Methods: Forty-seven SLE patients with quiescent disease (Q-SLE) without renal involvement, 23 SLE patients with active proliferative LN, who previously participated in Dutch Lupus Nephritis studies and 23 healthy controls (HC) were included. Of the SLE patients with active LN follow-up samples were also analyzed. Thiols levels were measured as previously described. sRAGE levels were measured by ELISA. MDA levels were measured by Lipid Peroxidation (MDA) Assay Kit. Clinical parameters, including disease activity using the Systemic Lupus Erythematosus Disease Activity Index (SLEDAI) score, were documented. Longitudinal changes in thiols, sRAGE, and MDA levels were compared to clinical parameters using generalized estimating equations (GEE).

Results: Demographic characteristics are shown in Table 1. Thiols levels were significantly lower in active LN (at baseline) and Q-SLE patients compared to HC (Figure 1A). There was no significant difference in sRAGE levels among the groups (Figure 1B). Q-SLE patients exhibited significantly elevated levels of MDA compared to HC (Figure 1C). In SLE patients with LN, changes over time in thiols, sRAGE, MDA and SLEDAI during the 36-month follow-up are shown in Figure 2. We divided the patients into relapse and remission subgroups, defined as having remission when SLEDAI was < 5 during follow-up. Six patients experienced a flare-up resulting in a recurrence rate of 26%. In the univariate GEE model, changes of thiols were negatively correlated with SLEDAI (p < 0.001). Changes in sRAGE and MDA were positively correlated with SLEDAI (p =0.035 and p = 0.016, respectively).

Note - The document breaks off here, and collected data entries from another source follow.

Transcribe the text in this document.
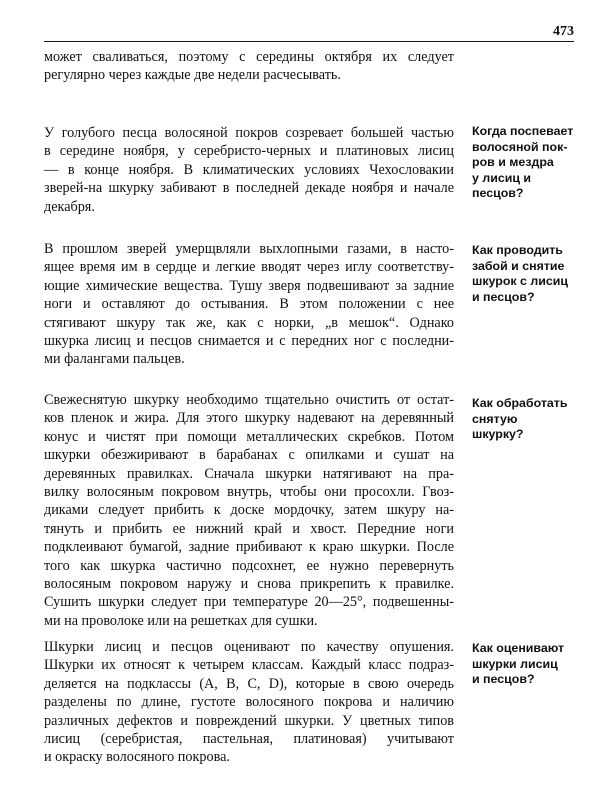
473
может сваливаться, поэтому с середины октября их следует
регулярно через каждые две недели расчесывать.
У голубого песца волосяной покров созревает большей частью
в середине ноября, у серебристо-черных и платиновых лисиц
— в конце ноября. В климатических условиях Чехословакии
зверей-на шкурку забивают в последней декаде ноября и начале
декабря.
Когда поспевает
волосяной пок-
ров и мездра
у лисиц и
песцов?
В прошлом зверей умерщвляли выхлопными газами, в насто-
ящее время им в сердце и легкие вводят через иглу соответству-
ющие химические вещества. Тушу зверя подвешивают за задние
ноги и оставляют до остывания. В этом положении с нее
стягивают шкуру так же, как с норки, „в мешок“. Однако
шкурка лисиц и песцов снимается и с передних ног с последни-
ми фалангами пальцев.
Как проводить
забой и снятие
шкурок с лисиц
и песцов?
Свежеснятую шкурку необходимо тщательно очистить от остат-
ков пленок и жира. Для этого шкурку надевают на деревянный
конус и чистят при помощи металлических скребков. Потом
шкурки обезжиривают в барабанах с опилками и сушат на
деревянных правилках. Сначала шкурки натягивают на пра-
вилку волосяным покровом внутрь, чтобы они просохли. Гвоз-
диками следует прибить к доске мордочку, затем шкуру на-
тянуть и прибить ее нижний край и хвост. Передние ноги
подклеивают бумагой, задние прибивают к краю шкурки. После
того как шкурка частично подсохнет, ее нужно перевернуть
волосяным покровом наружу и снова прикрепить к правилке.
Сушить шкурки следует при температуре 20—25°, подвешенны-
ми на проволоке или на решетках для сушки.
Как обработать
снятую
шкурку?
Шкурки лисиц и песцов оценивают по качеству опушения.
Шкурки их относят к четырем классам. Каждый класс подраз-
деляется на подклассы (А, В, С, D), которые в свою очередь
разделены по длине, густоте волосяного покрова и наличию
различных дефектов и повреждений шкурки. У цветных типов
лисиц (серебристая, пастельная, платиновая) учитывают
и окраску волосяного покрова.
Как оценивают
шкурки лисиц
и песцов?
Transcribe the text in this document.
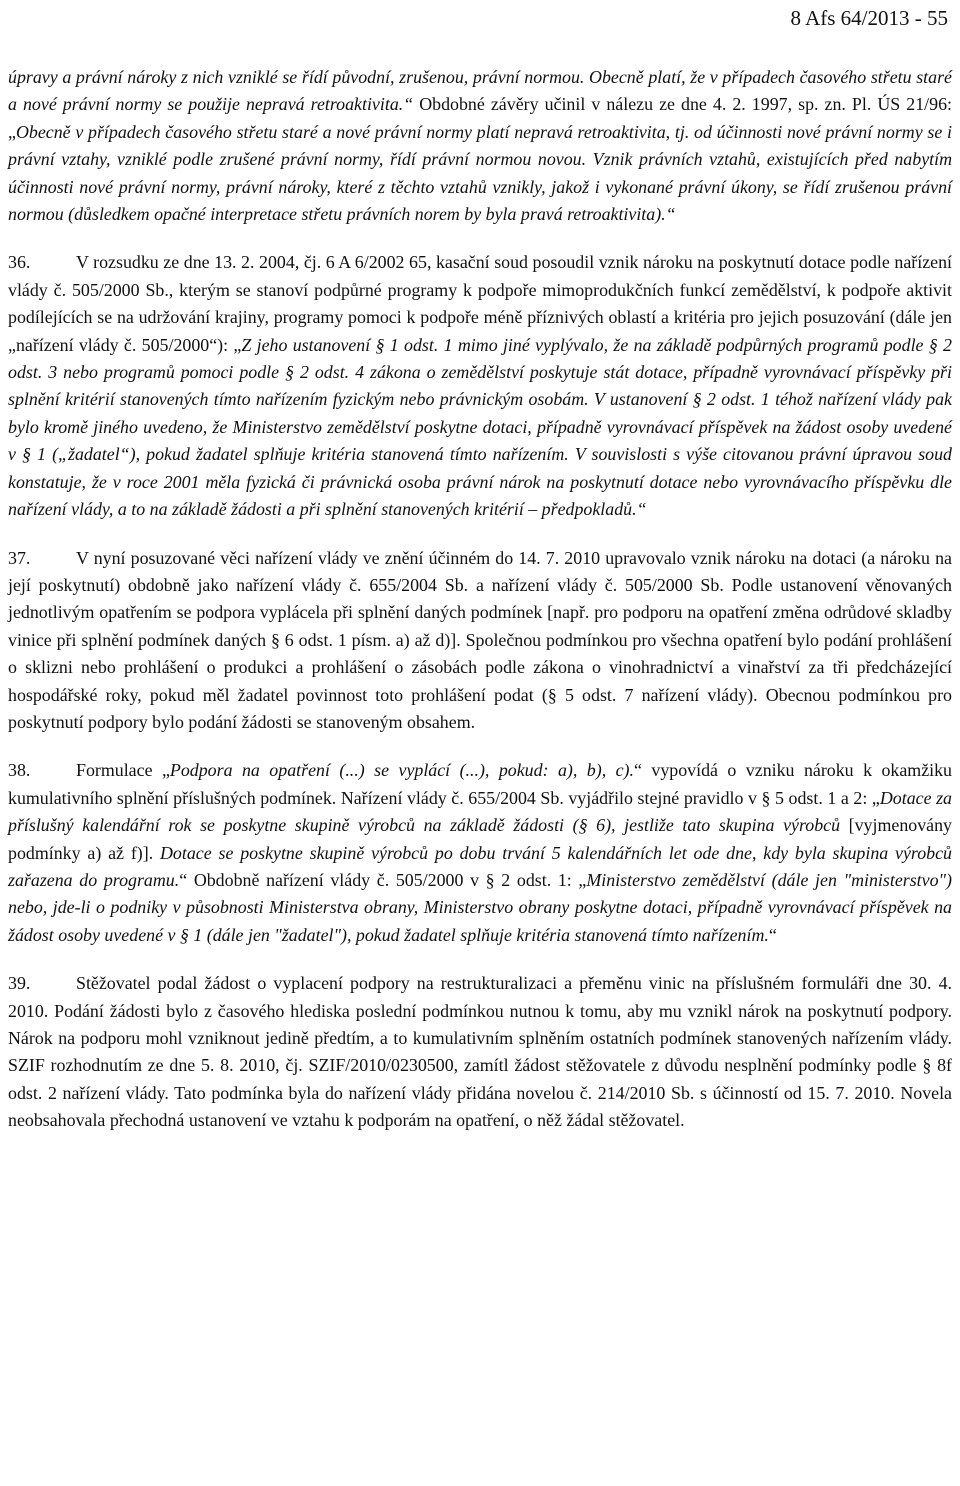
8 Afs 64/2013 - 55

úpravy a právní nároky z nich vzniklé se řídí původní, zrušenou, právní normou. Obecně platí, že v případech časového střetu staré a nové právní normy se použije nepravá retroaktivita.“ Obdobné závěry učinil v nálezu ze dne 4. 2. 1997, sp. zn. Pl. ÚS 21/96: „Obecně v případech časového střetu staré a nové právní normy platí nepravá retroaktivita, tj. od účinnosti nové právní normy se i právní vztahy, vzniklé podle zrušené právní normy, řídí právní normou novou. Vznik právních vztahů, existujících před nabytím účinnosti nové právní normy, právní nároky, které z těchto vztahů vznikly, jakož i vykonané právní úkony, se řídí zrušenou právní normou (důsledkem opačné interpretace střetu právních norem by byla pravá retroaktivita).“

36.	V rozsudku ze dne 13. 2. 2004, čj. 6 A 6/2002 65, kasační soud posoudil vznik nároku na poskytnutí dotace podle nařízení vlády č. 505/2000 Sb., kterým se stanoví podpůrné programy k podpoře mimoprodukčních funkcí zemědělství, k podpoře aktivit podílejících se na udržování krajiny, programy pomoci k podpoře méně příznivých oblastí a kritéria pro jejich posuzování (dále jen „nařízení vlády č. 505/2000“): „Z jeho ustanovení § 1 odst. 1 mimo jiné vyplývalo, že na základě podpůrných programů podle § 2 odst. 3 nebo programů pomoci podle § 2 odst. 4 zákona o zemědělství poskytuje stát dotace, případně vyrovnávací příspěvky při splnění kritérií stanovených tímto nařízením fyzickým nebo právnickým osobám. V ustanovení § 2 odst. 1 téhož nařízení vlády pak bylo kromě jiného uvedeno, že Ministerstvo zemědělství poskytne dotaci, případně vyrovnávací příspěvek na žádost osoby uvedené v § 1 („žadatel“), pokud žadatel splňuje kritéria stanovená tímto nařízením. V souvislosti s výše citovanou právní úpravou soud konstatuje, že v roce 2001 měla fyzická či právnická osoba právní nárok na poskytnutí dotace nebo vyrovnávacího příspěvku dle nařízení vlády, a to na základě žádosti a při splnění stanovených kritérií – předpokladů.“

37.	V nyní posuzované věci nařízení vlády ve znění účinném do 14. 7. 2010 upravovalo vznik nároku na dotaci (a nároku na její poskytnutí) obdobně jako nařízení vlády č. 655/2004 Sb. a nařízení vlády č. 505/2000 Sb. Podle ustanovení věnovaných jednotlivým opatřením se podpora vyplácela při splnění daných podmínek [např. pro podporu na opatření změna odrůdové skladby vinice při splnění podmínek daných § 6 odst. 1 písm. a) až d)]. Společnou podmínkou pro všechna opatření bylo podání prohlášení o sklizni nebo prohlášení o produkci a prohlášení o zásobách podle zákona o vinohradnictví a vinařství za tři předcházející hospodářské roky, pokud měl žadatel povinnost toto prohlášení podat (§ 5 odst. 7 nařízení vlády). Obecnou podmínkou pro poskytnutí podpory bylo podání žádosti se stanoveným obsahem.

38.	Formulace „Podpora na opatření (...) se vyplácí (...), pokud: a), b), c).“ vypovídá o vzniku nároku k okamžiku kumulativního splnění příslušných podmínek. Nařízení vlády č. 655/2004 Sb. vyjádřilo stejné pravidlo v § 5 odst. 1 a 2: „Dotace za příslušný kalendářní rok se poskytne skupině výrobců na základě žádosti (§ 6), jestliže tato skupina výrobců [vyjmenovány podmínky a) až f)]. Dotace se poskytne skupině výrobců po dobu trvání 5 kalendářních let ode dne, kdy byla skupina výrobců zařazena do programu.“ Obdobně nařízení vlády č. 505/2000 v § 2 odst. 1: „Ministerstvo zemědělství (dále jen "ministerstvo") nebo, jde-li o podniky v působnosti Ministerstva obrany, Ministerstvo obrany poskytne dotaci, případně vyrovnávací příspěvek na žádost osoby uvedené v § 1 (dále jen "žadatel"), pokud žadatel splňuje kritéria stanovená tímto nařízením.“

39.	Stěžovatel podal žádost o vyplacení podpory na restrukturalizaci a přeměnu vinic na příslušném formuláři dne 30. 4. 2010. Podání žádosti bylo z časového hlediska poslední podmínkou nutnou k tomu, aby mu vznikl nárok na poskytnutí podpory. Nárok na podporu mohl vzniknout jedině předtím, a to kumulativním splněním ostatních podmínek stanovených nařízením vlády. SZIF rozhodnutím ze dne 5. 8. 2010, čj. SZIF/2010/0230500, zamítl žádost stěžovatele z důvodu nesplnění podmínky podle § 8f odst. 2 nařízení vlády. Tato podmínka byla do nařízení vlády přidána novelou č. 214/2010 Sb. s účinností od 15. 7. 2010. Novela neobsahovala přechodná ustanovení ve vztahu k podporám na opatření, o něž žádal stěžovatel.
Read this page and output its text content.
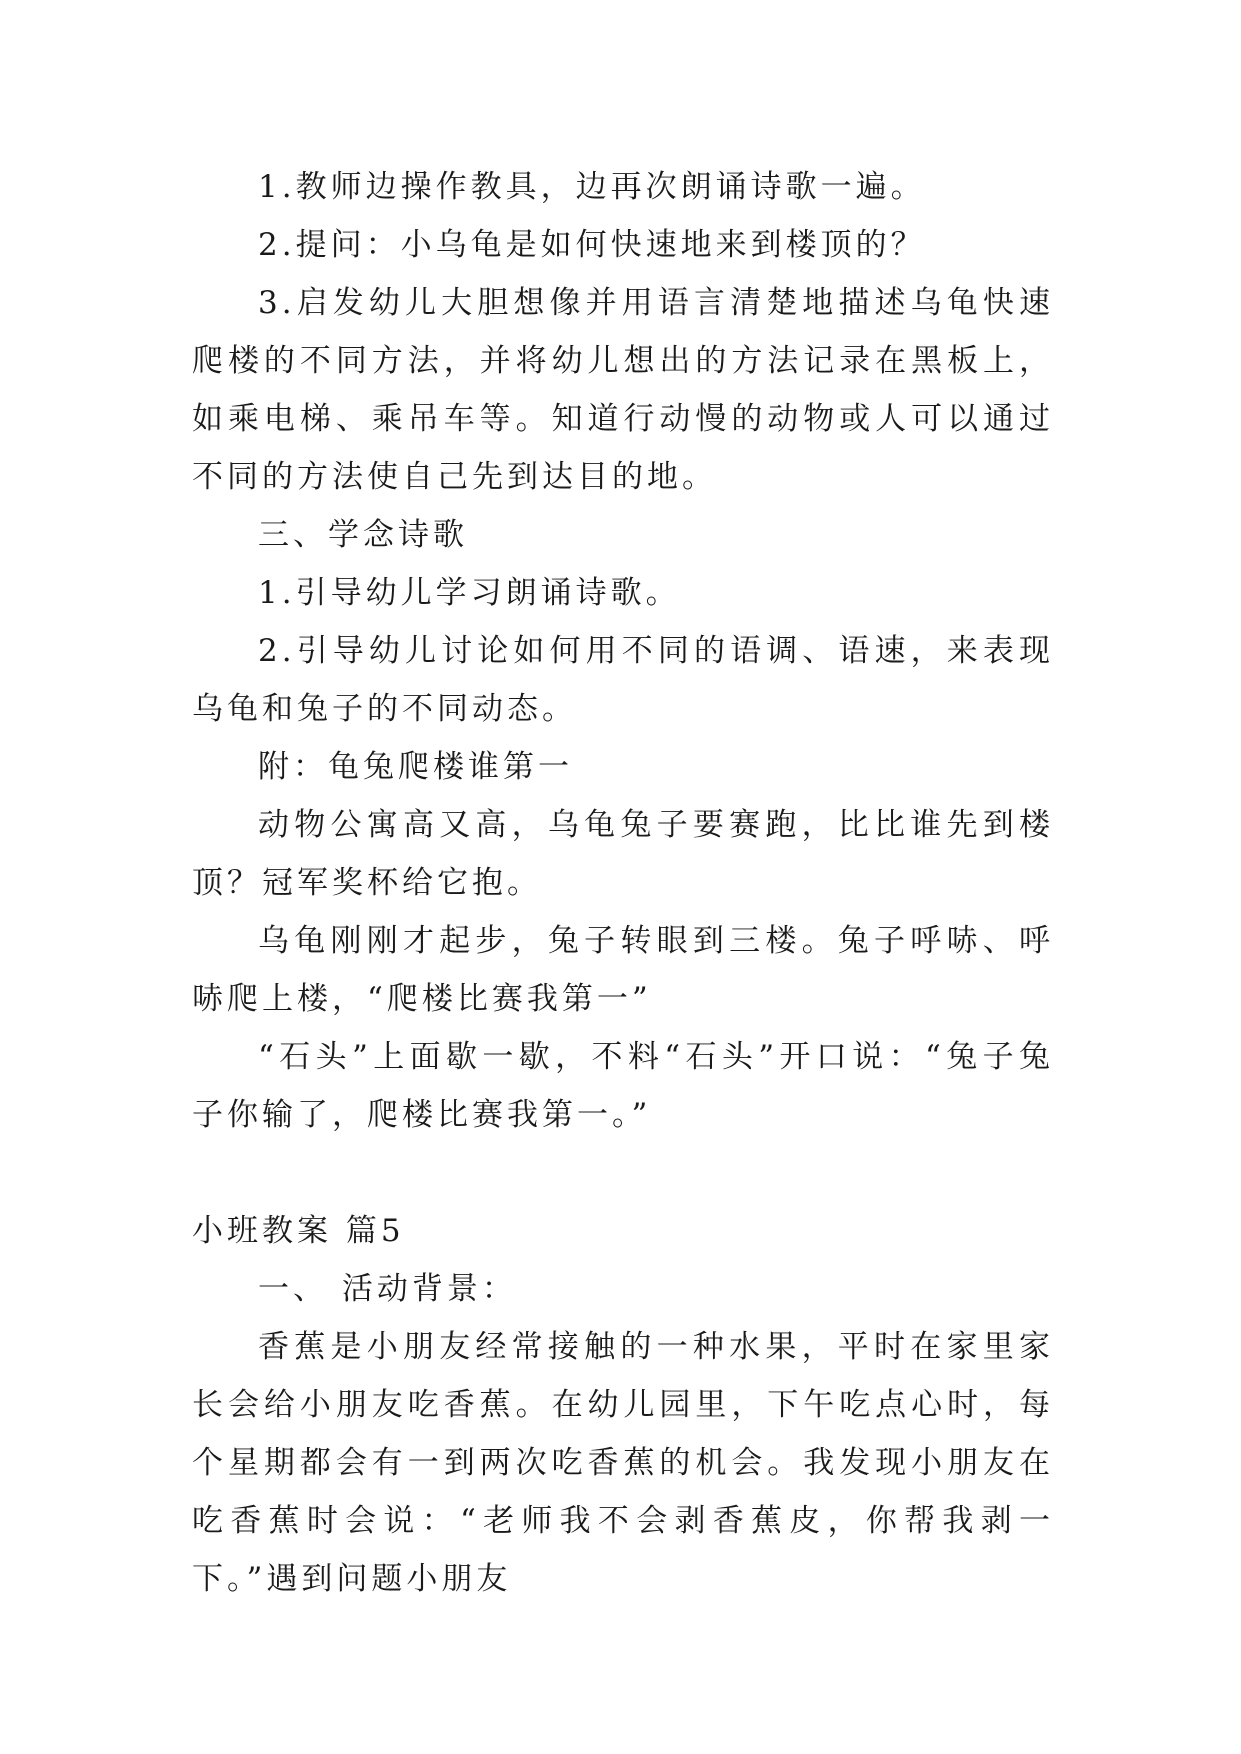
1.教师边操作教具，边再次朗诵诗歌一遍。

2.提问：小乌龟是如何快速地来到楼顶的？

3.启发幼儿大胆想像并用语言清楚地描述乌龟快速爬楼的不同方法，并将幼儿想出的方法记录在黑板上，如乘电梯、乘吊车等。知道行动慢的动物或人可以通过不同的方法使自己先到达目的地。

三、学念诗歌

1.引导幼儿学习朗诵诗歌。

2.引导幼儿讨论如何用不同的语调、语速，来表现乌龟和兔子的不同动态。

附：龟兔爬楼谁第一

动物公寓高又高，乌龟兔子要赛跑，比比谁先到楼顶？冠军奖杯给它抱。

乌龟刚刚才起步，兔子转眼到三楼。兔子呼哧、呼哧爬上楼，“爬楼比赛我第一”

“石头”上面歇一歇，不料“石头”开口说：“兔子兔子你输了，爬楼比赛我第一。”

小班教案 篇5

一、 活动背景：

香蕉是小朋友经常接触的一种水果，平时在家里家长会给小朋友吃香蕉。在幼儿园里，下午吃点心时，每个星期都会有一到两次吃香蕉的机会。我发现小朋友在吃香蕉时会说：“老师我不会剥香蕉皮，你帮我剥一下。”遇到问题小朋友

Conclusion: Levels of thiols are significantly reduced in patients with Q-SLE and active LN compared to HC. In Q-SLE, levels of MDA were increased compared to HC. During follow-up of SLE patients with LN, thiols levels are significantly negatively correlated to SLEDAI. sRAGE and MDA levels are slightly positively correlated with SLEDAI. These results indicated that SLE patients with or without nephritis have increased oxidative stress levels compared with HC, associated with disease activity. Furthermore, free thiols might be a better biomarker of oxidative stress in LN compared to sRAGE and MDA.








L. Liu: None; K. de Leeuw: None; S. Arends: None; B. Doornbos-van der Meer: None; H. van Goor: None; J. Westra: None.